Castell de Montgri
I recently visited Castell de Montgri, in Catalonia, Spain. It's a really nice castle, built between 1294 and 1301. It's small, only 31 m by 31 m, but really well made - you could see the craftsmanship which had gone into it, for example, on the careful facing on the stonework. It was in amazing condition too, considering it's over 700 years old. It was built in the style of the crusades, apparently, a square footprint, with round towers on each corner - it looked really good. It's location was, dramatic, perched on top of a 300 m rocky hill, visible for miles around. Three sides of the hill were really steep. You could of climbed them, but it would have been jolly hard work. The fourth side, which we went up, was not easy either - a good hours hard walk and scramble to get to the top. They had the "impenetrable fortress" requirement nailed.

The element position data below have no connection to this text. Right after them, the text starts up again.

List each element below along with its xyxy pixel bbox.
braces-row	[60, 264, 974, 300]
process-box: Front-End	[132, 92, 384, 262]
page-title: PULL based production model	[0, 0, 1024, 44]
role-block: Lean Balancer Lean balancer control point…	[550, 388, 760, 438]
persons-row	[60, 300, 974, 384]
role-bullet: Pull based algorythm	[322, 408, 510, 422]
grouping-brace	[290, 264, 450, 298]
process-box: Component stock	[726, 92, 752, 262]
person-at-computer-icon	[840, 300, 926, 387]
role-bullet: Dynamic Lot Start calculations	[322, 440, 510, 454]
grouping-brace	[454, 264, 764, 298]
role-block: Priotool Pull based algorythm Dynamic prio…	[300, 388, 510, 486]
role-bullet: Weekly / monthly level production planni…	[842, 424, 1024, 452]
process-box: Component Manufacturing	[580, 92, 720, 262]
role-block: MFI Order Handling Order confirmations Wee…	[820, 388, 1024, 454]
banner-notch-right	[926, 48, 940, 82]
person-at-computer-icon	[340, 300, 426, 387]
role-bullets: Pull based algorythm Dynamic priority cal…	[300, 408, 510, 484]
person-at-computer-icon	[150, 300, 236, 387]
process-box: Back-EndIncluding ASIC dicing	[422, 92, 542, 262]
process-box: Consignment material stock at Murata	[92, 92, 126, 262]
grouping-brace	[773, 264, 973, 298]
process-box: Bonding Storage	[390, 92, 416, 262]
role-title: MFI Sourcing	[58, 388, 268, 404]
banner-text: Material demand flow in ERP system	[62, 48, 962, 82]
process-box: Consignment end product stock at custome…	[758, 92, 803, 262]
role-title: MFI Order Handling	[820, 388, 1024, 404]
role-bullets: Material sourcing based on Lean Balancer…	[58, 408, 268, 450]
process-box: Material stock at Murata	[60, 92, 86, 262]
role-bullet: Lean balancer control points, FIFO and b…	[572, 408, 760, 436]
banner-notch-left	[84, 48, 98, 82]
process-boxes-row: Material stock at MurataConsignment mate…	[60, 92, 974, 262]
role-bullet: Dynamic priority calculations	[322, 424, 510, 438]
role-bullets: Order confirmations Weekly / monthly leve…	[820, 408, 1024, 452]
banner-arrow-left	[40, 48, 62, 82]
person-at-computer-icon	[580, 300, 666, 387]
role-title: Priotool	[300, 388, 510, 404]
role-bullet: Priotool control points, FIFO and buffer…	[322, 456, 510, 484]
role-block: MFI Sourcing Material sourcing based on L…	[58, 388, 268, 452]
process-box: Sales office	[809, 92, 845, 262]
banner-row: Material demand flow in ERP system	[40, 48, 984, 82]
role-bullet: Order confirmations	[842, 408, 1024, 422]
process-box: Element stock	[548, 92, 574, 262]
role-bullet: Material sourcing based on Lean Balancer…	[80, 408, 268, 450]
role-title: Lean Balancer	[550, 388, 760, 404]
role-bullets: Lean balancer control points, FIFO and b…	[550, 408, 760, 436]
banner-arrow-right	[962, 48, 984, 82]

There were however, how should I put it....a few problems. There was no well - so no drinking water. Hell there wasn't even any soil - just rock. And no other buildings, no town to defend. Just the castle alone on the top of a hill. The "defend something valuable" requirement had been forgotten. The blurb inside confirmed my suspicion, construction was abandoned before building was complete, "due to changes in its strategic importance". I think what they actually meant was "because it had no strategic value whatsoever".
All this got me thinking about the projects I've worked on. I spent two years working on a "Castell de Montgri" - a project which had no value whatsoever. It's not an experience I want to repeat. I recently read the Tom DeMarco article Software Engineering: An Idea Whose Time Has Come and Gone?. In it he considers two dramatically different kinds of project:
- Project A will eventually cost about a million dollars and produce value of around $1.1 million.
- Project B will eventually cost about a million dollars and produce value of more than $50 million.
I've been considering this, and I can say I've worked on lots of projects of type A, which make about 10% profit. In DeMarco's words "projects which deliver marginal value". I have yet to work on a type B project....but maybe the one I'm on now could turn out to be a type B - I hope so.